I get it. That's kind of interesting.

Originally posted by matt grime
... the Riemann Sphere ... extends the complex plane to include a point at infinity, but this is basic algebra here so we don't touch it.
Does one need the Riemann sphere to define 0 as a member of C?

Originally posted by matt grime
... take the integers mod 8, ... here ... we say 4 and 2 are divisors of zero. This is not a good place to do arithmetic - we can't divide.
How can we have divisors without being able to divide? What is this new (to me) definition of divisor? Why do you only list 4 and 2? I thought that 0/anything = 0. Is it that 0/2 = 4 and 0/4 = 2? Is that true? If so, that's wierd.

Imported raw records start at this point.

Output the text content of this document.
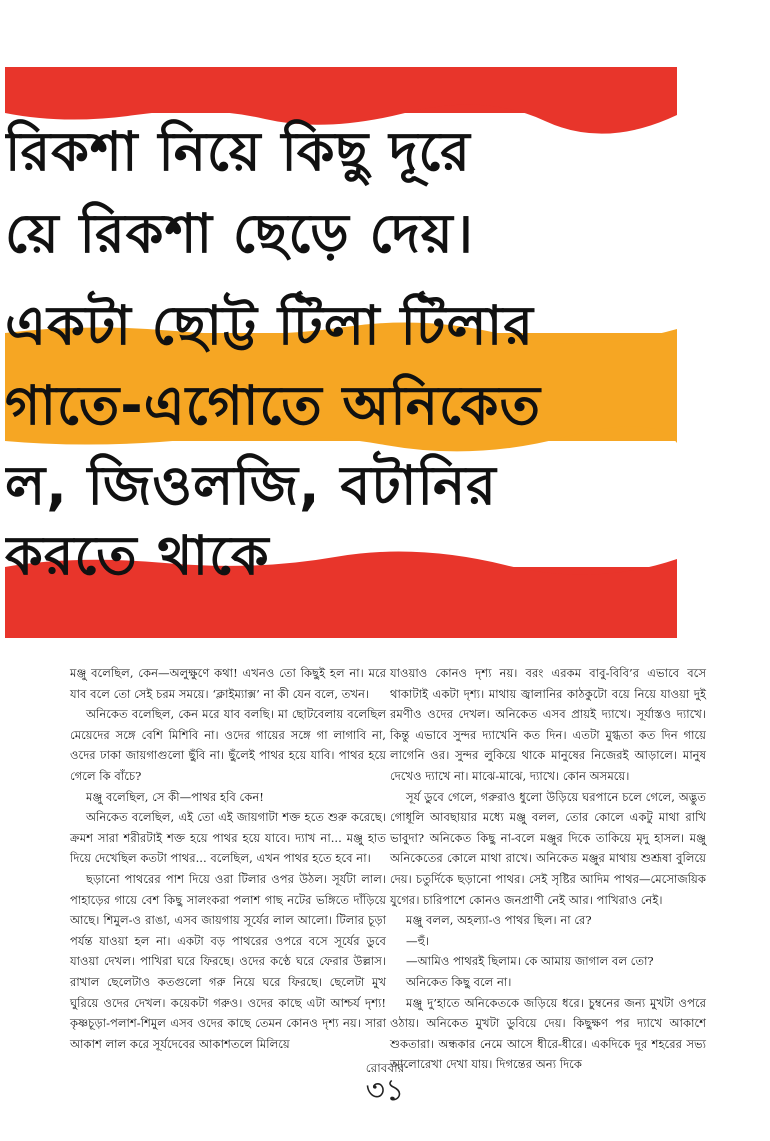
রিকশা নিয়ে কিছু দূরে
য়ে রিকশা ছেড়ে দেয়।
একটা ছোট্ট টিলা টিলার
গাতে-এগোতে অনিকেত
ল, জিওলজি, বটানির
করতে থাকে

মঞ্জু বলেছিল, কেন—অলুক্ষুণে কথা! এখনও তো কিছুই হল না। মরে যাব বলে তো সেই চরম সময়ে। ‘ক্লাইম্যাক্স’ না কী যেন বলে, তখন।

অনিকেত বলেছিল, কেন মরে যাব বলছি। মা ছোটবেলায় বলেছিল মেয়েদের সঙ্গে বেশি মিশিবি না। ওদের গায়ের সঙ্গে গা লাগাবি না, ওদের ঢাকা জায়গাগুলো ছুঁবি না। ছুঁলেই পাথর হয়ে যাবি। পাথর হয়ে গেলে কি বাঁচে?

মঞ্জু বলেছিল, সে কী—পাথর হবি কেন!

অনিকেত বলেছিল, এই তো এই জায়গাটা শক্ত হতে শুরু করেছে। ক্রমশ সারা শরীরটাই শক্ত হয়ে পাথর হয়ে যাবে। দ্যাখ না... মঞ্জু হাত দিয়ে দেখেছিল কতটা পাথর... বলেছিল, এখন পাথর হতে হবে না।

ছড়ানো পাথরের পাশ দিয়ে ওরা টিলার ওপর উঠল। সূর্যটা লাল। পাহাড়ের গায়ে বেশ কিছু সালংকরা পলাশ গাছ নটের ভঙ্গিতে দাঁড়িয়ে আছে। শিমুল-ও রাঙা, এসব জায়গায় সূর্যের লাল আলো। টিলার চূড়া পর্যন্ত যাওয়া হল না। একটা বড় পাথরের ওপরে বসে সূর্যের ডুবে যাওয়া দেখল। পাখিরা ঘরে ফিরছে। ওদের কণ্ঠে ঘরে ফেরার উল্লাস। রাখাল ছেলেটাও কতগুলো গরু নিয়ে ঘরে ফিরছে। ছেলেটা মুখ ঘুরিয়ে ওদের দেখল। কয়েকটা গরুও। ওদের কাছে এটা আশ্চর্য দৃশ্য! কৃষ্ণচূড়া-পলাশ-শিমুল এসব ওদের কাছে তেমন কোনও দৃশ্য নয়। সারা আকাশ লাল করে সূর্যদেবের আকাশতলে মিলিয়ে

যাওয়াও কোনও দৃশ্য নয়। বরং এরকম বাবু-বিবি’র এভাবে বসে থাকাটাই একটা দৃশ্য। মাথায় জ্বালানির কাঠকুটো বয়ে নিয়ে যাওয়া দুই রমণীও ওদের দেখল। অনিকেত এসব প্রায়ই দ্যাখে। সূর্যাস্তও দ্যাখে। কিন্তু এভাবে সুন্দর দ্যাখেনি কত দিন। এতটা মুগ্ধতা কত দিন গায়ে লাগেনি ওর। সুন্দর লুকিয়ে থাকে মানুষের নিজেরই আড়ালে। মানুষ দেখেও দ্যাখে না। মাঝে-মাঝে, দ্যাখে। কোন অসময়ে।

সূর্য ডুবে গেলে, গরুরাও ধুলো উড়িয়ে ঘরপানে চলে গেলে, অদ্ভুত গোধূলি আবছায়ার মধ্যে মঞ্জু বলল, তোর কোলে একটু মাথা রাখি ভাবুদা? অনিকেত কিছু না-বলে মঞ্জুর দিকে তাকিয়ে মৃদু হাসল। মঞ্জু অনিকেতের কোলে মাথা রাখে। অনিকেত মঞ্জুর মাথায় শুশ্রূষা বুলিয়ে দেয়। চতুর্দিকে ছড়ানো পাথর। সেই সৃষ্টির আদিম পাথর—মেসোজয়িক যুগের। চারিপাশে কোনও জনপ্রাণী নেই আর। পাখিরাও নেই।

মঞ্জু বলল, অহল্যা-ও পাথর ছিল। না রে?

—হুঁ।

—আমিও পাথরই ছিলাম। কে আমায় জাগাল বল তো?

অনিকেত কিছু বলে না।

মঞ্জু দু’হাতে অনিকেতকে জড়িয়ে ধরে। চুম্বনের জন্য মুখটা ওপরে ওঠায়। অনিকেত মুখটা ডুবিয়ে দেয়। কিছুক্ষণ পর দ্যাখে আকাশে শুকতারা। অন্ধকার নেমে আসে ধীরে-ধীরে। একদিকে দূর শহরের সভ্য আলোরেখা দেখা যায়। দিগন্তের অন্য দিকে

রোববার
৩১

Originally posted by matt grime
... {p} is the set of all multiples of p, that is all polynomials of the form p(x)q(x) for some omthe poly q(x).
What is a "omthe poly?"

Originally posted by matt grime
This irreducibility means that when we form the mod p analogue for polynomials - ie two polys r and s are defined to be equivalent if p divides r-s, or equivalently there is another poly h with r = s+h*p -- that we get a field.
When we say "divide," do we always assume that there is no remainder? So, basically, by saying "p divides r-s," that is another way of saying that "p is a factor of r-s?"

Originally posted by matt grime
notice that we can define a map to C by sending x to i. This is acutally an isomorphism - that is R[x]/{p} and C are actually the same field.
This looks like Chinese to me (and I am not oriental).

Originally posted by matt grime
Ian Stewart's book on Galois Thoery is a good place to learn about this - unlike most university level texts this emphasizes the examples and works inside C most of the time.
Thanks for the reference. I will try to motivate myself through it (first I have to motivate myself to the library).

Originally posted by lethe
try to declare j a root of [itex]e^x=0[/itex] over the reals. you won't get a field.
I realize that this addresses my question with a counterexample, so I do not dispute it. But, for the sake of future discussion, will infinite order polynomials be relevant? If so, then this seems like an example to show that not even the complex field is alg closed.